- Education: Howard Community College (A.A.); Maryland Institute College of Art (B.F.A.); University of Delaware (M.F.A.);
- Known for: Photography

= Linda Day Clark =

American photographer

Linda Day Clark is a photographer, professor, and curator noted for capturing everyday life in African American rural and urban environments, particularly in Gee's Bend. Her work has been shown in the Philadelphia Museum of Art, the Brooklyn Museum of Art, The Lehman College, the Studio Museum in Harlem, and The Smithsonian's Anacostia Community Museum.

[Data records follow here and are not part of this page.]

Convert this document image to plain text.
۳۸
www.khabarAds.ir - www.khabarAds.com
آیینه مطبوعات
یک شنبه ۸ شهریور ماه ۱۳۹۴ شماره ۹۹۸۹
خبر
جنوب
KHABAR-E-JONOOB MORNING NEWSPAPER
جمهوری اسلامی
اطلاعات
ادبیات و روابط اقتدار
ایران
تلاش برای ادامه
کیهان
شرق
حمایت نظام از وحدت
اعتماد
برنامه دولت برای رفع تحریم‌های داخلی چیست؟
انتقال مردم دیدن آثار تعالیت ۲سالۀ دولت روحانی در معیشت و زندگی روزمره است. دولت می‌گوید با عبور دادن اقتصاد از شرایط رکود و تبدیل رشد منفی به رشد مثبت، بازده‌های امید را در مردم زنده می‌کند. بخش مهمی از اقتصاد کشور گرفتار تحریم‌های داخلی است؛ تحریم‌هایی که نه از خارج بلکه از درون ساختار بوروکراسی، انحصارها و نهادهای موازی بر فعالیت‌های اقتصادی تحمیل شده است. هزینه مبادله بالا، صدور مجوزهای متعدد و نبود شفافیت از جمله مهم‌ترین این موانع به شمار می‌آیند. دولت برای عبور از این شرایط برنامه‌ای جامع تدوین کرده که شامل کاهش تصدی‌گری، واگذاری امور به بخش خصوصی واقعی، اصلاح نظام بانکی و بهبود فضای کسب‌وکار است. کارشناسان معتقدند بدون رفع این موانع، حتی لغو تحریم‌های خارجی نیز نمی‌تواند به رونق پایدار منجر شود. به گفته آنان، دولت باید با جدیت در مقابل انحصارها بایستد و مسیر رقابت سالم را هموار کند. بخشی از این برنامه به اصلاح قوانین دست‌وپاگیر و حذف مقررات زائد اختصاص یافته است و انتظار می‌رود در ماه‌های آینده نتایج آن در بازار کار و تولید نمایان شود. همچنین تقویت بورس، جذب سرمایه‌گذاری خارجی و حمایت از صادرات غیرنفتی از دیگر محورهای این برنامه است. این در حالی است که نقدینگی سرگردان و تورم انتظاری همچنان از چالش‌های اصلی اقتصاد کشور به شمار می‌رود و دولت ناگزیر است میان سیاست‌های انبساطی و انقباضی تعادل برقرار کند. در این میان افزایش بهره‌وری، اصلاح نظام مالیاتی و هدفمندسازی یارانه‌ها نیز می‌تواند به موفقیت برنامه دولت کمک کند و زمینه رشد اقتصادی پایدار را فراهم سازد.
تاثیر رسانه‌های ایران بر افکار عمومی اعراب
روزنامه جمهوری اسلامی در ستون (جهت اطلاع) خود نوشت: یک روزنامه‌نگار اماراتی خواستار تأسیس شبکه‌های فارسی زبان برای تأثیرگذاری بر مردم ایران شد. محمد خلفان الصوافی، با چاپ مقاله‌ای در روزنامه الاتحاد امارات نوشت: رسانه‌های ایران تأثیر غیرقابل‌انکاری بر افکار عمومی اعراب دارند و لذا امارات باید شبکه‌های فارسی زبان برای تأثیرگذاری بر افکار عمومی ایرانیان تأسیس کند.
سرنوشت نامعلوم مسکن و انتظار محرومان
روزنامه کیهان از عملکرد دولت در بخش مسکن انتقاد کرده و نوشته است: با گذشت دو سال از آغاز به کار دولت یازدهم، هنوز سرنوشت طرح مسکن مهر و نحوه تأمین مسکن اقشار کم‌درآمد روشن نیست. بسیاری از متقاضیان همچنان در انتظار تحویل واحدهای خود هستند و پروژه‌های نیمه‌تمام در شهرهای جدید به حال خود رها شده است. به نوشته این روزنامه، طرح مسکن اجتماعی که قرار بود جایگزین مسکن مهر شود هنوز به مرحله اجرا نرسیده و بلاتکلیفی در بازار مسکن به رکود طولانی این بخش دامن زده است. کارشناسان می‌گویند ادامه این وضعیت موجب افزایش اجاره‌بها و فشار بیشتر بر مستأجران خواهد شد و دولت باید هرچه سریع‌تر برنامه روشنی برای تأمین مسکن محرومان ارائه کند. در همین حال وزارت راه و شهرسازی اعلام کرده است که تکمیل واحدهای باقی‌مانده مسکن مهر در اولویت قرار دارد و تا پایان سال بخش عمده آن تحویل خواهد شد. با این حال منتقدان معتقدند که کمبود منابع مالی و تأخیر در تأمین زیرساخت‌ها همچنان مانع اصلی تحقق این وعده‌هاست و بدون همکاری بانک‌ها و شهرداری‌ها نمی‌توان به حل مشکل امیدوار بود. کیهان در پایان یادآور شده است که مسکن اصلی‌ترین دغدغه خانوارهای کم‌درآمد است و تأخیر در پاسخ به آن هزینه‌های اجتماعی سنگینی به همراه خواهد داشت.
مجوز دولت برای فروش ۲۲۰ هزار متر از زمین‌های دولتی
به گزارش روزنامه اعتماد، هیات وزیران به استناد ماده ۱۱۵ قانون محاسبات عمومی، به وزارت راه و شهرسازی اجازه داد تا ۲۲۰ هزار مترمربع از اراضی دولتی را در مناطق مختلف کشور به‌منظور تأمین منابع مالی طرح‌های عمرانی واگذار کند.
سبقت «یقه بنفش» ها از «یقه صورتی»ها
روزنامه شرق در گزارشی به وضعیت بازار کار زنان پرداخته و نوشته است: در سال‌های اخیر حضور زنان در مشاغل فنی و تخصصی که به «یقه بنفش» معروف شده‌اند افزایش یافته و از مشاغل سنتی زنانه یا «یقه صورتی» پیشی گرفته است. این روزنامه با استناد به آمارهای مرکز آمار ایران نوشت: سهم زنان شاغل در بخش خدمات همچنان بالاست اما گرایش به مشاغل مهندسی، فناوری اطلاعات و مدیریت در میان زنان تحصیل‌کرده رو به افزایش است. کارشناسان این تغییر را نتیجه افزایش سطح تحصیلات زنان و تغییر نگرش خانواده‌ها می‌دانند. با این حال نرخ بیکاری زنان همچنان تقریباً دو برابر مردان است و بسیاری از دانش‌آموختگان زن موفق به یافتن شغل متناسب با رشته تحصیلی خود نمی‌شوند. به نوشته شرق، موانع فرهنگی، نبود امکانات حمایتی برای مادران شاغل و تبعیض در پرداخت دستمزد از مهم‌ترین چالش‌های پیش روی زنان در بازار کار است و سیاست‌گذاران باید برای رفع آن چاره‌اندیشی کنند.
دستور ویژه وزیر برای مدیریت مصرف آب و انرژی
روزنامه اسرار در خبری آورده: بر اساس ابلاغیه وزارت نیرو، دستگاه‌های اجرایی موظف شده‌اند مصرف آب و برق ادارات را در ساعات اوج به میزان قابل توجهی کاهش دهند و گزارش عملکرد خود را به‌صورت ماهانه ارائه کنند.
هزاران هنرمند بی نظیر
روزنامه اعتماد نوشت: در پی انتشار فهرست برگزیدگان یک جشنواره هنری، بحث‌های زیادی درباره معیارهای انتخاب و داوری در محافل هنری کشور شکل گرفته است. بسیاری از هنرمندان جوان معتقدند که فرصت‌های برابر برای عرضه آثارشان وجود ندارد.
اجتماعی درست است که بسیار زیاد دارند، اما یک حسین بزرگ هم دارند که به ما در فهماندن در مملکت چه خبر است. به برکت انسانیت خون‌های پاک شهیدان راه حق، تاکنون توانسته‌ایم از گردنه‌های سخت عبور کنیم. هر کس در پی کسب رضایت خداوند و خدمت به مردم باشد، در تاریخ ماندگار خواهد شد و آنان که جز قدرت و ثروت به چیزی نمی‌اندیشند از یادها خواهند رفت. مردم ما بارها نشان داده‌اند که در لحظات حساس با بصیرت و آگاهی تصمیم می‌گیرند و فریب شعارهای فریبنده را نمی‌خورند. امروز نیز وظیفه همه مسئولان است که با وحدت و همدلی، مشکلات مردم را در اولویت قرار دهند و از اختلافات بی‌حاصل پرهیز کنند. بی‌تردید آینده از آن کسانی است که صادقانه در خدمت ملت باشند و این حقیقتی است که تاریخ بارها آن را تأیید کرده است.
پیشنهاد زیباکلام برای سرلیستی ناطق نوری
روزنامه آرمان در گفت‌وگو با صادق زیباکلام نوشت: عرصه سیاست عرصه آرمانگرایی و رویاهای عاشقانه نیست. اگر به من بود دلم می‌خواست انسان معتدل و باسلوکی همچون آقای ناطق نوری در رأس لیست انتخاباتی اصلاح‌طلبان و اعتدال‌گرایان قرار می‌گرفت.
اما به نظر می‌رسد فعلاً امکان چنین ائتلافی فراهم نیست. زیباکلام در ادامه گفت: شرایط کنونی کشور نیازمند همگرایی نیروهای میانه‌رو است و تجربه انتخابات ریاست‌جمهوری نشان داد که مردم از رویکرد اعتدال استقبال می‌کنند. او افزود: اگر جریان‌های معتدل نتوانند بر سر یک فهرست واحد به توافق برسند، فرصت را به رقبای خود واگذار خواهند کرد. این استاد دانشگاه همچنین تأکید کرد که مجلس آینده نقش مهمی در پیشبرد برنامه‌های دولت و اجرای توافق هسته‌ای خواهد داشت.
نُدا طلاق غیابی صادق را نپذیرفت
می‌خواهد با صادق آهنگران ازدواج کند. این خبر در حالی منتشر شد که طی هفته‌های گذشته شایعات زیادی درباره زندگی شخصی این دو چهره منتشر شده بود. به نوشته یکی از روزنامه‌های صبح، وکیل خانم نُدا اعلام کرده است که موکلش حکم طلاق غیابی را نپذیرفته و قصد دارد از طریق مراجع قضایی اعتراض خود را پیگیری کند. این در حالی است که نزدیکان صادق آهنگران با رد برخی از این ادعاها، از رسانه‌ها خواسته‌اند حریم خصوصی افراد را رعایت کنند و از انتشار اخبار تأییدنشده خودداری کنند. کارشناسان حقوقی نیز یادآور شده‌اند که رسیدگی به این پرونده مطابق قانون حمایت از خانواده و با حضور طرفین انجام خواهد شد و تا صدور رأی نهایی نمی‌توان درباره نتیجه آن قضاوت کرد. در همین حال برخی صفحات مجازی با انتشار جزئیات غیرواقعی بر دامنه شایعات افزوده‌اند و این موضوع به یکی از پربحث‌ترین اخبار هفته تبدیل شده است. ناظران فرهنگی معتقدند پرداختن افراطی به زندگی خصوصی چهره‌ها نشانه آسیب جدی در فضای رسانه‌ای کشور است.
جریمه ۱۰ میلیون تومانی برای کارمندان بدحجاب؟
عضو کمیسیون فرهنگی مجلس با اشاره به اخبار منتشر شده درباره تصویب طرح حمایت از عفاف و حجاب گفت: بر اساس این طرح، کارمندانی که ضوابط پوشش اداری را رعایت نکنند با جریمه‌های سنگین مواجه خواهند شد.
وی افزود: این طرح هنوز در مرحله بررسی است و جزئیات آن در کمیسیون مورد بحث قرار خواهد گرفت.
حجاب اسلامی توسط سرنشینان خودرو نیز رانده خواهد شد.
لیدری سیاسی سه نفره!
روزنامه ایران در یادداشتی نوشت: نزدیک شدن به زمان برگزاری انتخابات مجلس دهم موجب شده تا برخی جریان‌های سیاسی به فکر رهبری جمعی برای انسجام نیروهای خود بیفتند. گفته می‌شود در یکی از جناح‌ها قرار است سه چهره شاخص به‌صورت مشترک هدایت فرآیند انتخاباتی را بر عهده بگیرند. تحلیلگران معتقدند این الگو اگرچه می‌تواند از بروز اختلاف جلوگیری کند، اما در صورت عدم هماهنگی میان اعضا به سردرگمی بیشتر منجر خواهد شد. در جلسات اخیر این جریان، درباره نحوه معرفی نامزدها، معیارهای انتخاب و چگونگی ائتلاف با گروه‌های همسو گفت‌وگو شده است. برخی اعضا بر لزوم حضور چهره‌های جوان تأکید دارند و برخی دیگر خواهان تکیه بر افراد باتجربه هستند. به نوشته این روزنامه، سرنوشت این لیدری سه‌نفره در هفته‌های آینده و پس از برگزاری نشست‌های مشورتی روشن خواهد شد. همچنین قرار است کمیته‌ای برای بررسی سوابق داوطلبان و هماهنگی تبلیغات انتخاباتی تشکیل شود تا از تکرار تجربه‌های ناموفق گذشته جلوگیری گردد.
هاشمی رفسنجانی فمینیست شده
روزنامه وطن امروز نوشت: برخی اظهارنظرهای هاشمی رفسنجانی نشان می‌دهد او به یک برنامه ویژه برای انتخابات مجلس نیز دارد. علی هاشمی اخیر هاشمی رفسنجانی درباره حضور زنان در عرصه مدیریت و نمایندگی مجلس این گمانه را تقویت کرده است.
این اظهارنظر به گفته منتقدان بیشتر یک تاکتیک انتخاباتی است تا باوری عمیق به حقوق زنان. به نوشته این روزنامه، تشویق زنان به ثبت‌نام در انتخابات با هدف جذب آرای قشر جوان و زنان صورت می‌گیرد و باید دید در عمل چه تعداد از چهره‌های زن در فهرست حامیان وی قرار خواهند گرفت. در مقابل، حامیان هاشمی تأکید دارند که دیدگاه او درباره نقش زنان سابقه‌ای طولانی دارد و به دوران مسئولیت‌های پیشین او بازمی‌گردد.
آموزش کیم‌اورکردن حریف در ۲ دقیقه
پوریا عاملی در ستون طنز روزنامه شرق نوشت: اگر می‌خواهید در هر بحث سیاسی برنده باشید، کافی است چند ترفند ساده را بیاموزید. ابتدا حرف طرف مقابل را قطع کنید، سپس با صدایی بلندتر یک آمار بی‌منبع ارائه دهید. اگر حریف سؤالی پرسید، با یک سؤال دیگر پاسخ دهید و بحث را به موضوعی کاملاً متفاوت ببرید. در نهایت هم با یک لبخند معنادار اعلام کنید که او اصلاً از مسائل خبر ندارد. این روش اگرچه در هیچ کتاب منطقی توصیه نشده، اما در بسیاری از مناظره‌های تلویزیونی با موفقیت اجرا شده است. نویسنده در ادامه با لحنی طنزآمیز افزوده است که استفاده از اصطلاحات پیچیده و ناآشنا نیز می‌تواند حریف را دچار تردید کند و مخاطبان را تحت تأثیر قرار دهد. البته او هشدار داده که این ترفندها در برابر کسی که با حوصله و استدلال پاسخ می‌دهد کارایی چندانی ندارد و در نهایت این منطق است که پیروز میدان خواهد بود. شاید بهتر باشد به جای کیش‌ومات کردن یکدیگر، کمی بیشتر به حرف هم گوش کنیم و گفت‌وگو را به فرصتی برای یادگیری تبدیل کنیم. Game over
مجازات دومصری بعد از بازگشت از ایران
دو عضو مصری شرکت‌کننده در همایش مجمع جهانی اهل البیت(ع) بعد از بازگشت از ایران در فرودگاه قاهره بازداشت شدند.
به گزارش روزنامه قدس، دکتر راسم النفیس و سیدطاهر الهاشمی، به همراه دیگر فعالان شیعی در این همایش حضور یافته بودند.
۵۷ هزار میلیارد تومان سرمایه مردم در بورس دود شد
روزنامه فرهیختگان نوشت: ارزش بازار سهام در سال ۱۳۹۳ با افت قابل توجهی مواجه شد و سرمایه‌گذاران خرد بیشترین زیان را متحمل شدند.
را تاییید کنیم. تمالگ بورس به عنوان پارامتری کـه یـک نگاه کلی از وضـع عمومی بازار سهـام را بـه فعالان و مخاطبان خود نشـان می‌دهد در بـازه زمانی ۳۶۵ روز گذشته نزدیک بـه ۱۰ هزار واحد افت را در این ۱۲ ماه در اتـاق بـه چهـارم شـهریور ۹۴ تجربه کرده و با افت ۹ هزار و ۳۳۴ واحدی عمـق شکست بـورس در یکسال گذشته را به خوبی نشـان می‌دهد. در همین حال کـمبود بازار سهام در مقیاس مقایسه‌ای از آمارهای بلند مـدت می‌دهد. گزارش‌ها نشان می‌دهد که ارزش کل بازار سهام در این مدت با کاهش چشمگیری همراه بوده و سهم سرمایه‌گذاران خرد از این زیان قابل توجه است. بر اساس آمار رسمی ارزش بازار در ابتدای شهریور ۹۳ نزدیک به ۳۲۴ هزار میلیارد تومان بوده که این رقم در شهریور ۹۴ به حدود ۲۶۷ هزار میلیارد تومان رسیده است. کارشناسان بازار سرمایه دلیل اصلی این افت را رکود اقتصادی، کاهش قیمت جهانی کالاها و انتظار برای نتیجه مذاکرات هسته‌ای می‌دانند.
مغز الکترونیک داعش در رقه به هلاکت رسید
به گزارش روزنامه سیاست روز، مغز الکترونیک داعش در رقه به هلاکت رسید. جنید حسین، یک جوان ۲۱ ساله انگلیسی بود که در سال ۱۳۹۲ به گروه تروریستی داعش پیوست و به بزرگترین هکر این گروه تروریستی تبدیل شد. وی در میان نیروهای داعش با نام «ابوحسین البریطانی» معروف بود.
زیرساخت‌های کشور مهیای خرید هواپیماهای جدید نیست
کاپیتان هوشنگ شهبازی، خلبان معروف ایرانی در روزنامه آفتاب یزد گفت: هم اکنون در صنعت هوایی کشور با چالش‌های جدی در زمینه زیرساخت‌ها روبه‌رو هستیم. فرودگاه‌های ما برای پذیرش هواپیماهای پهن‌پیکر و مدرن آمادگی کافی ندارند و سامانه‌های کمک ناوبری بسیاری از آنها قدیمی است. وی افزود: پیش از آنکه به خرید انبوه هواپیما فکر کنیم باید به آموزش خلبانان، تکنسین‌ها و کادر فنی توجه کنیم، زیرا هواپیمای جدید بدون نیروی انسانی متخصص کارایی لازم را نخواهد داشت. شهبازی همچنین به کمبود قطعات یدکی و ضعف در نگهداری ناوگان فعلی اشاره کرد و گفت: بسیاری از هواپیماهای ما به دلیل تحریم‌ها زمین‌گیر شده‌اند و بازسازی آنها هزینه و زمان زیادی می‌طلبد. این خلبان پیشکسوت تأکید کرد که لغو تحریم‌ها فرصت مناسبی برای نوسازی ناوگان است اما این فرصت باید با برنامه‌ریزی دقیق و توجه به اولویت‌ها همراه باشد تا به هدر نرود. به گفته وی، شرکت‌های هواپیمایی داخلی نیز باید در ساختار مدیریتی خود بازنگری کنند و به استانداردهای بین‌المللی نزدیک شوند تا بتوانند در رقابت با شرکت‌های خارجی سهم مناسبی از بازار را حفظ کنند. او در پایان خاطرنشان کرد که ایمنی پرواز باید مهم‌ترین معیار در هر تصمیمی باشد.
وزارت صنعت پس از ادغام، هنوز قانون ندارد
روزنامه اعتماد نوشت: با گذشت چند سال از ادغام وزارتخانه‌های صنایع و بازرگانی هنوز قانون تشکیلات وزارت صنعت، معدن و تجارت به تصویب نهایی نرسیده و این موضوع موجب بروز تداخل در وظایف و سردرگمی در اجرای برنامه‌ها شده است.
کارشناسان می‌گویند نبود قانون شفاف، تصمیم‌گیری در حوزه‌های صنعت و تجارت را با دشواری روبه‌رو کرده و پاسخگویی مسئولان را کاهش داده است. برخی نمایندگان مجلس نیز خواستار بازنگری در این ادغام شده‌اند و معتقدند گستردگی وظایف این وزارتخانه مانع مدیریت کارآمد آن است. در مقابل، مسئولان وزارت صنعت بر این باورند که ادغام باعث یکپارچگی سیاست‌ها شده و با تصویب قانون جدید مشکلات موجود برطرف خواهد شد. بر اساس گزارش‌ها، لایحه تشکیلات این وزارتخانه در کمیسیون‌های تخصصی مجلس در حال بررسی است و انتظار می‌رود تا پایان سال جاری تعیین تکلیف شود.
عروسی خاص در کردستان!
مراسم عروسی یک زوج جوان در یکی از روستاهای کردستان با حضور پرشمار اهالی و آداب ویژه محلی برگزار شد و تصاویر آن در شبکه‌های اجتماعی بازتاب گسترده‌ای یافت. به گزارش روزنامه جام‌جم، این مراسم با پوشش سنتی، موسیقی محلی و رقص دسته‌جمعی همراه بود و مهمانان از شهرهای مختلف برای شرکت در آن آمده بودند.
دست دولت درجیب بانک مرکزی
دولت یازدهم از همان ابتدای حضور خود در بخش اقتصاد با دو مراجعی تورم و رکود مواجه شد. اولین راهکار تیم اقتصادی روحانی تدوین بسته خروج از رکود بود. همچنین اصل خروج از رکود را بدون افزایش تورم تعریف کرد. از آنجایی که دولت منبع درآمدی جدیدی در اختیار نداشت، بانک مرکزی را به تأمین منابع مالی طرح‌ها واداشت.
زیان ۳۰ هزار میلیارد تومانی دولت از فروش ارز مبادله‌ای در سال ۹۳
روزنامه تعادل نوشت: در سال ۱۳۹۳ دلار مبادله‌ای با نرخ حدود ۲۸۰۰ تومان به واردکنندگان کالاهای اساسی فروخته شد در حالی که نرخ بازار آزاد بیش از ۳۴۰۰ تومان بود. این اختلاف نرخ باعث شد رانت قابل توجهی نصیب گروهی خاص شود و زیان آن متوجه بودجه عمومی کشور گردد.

== Early life and education ==
Day Clark moved to Maryland when she was 8 years old. She received her Associate of Arts from Howard Community College, a Bachelor of Fine Arts from the Maryland Institute College of Art in 1994, and a Masters of Fine Art from the University of Delaware in 1996.

== Career ==
Day Clark was a program associate at the Baltimore Museum of Art until 1998, when left to become a professor of photography at Coppin State University.

In 2002, the New York Times gave Linda Day Clark an assignment to photograph the women quilters of Gee's Bend, a small town southwest of Selma, Alabama, "capturing the red clay soil, laid bare in a dirt road, so rich in color that it seems digitally tweaked but also linked to the rich colors in the quilts."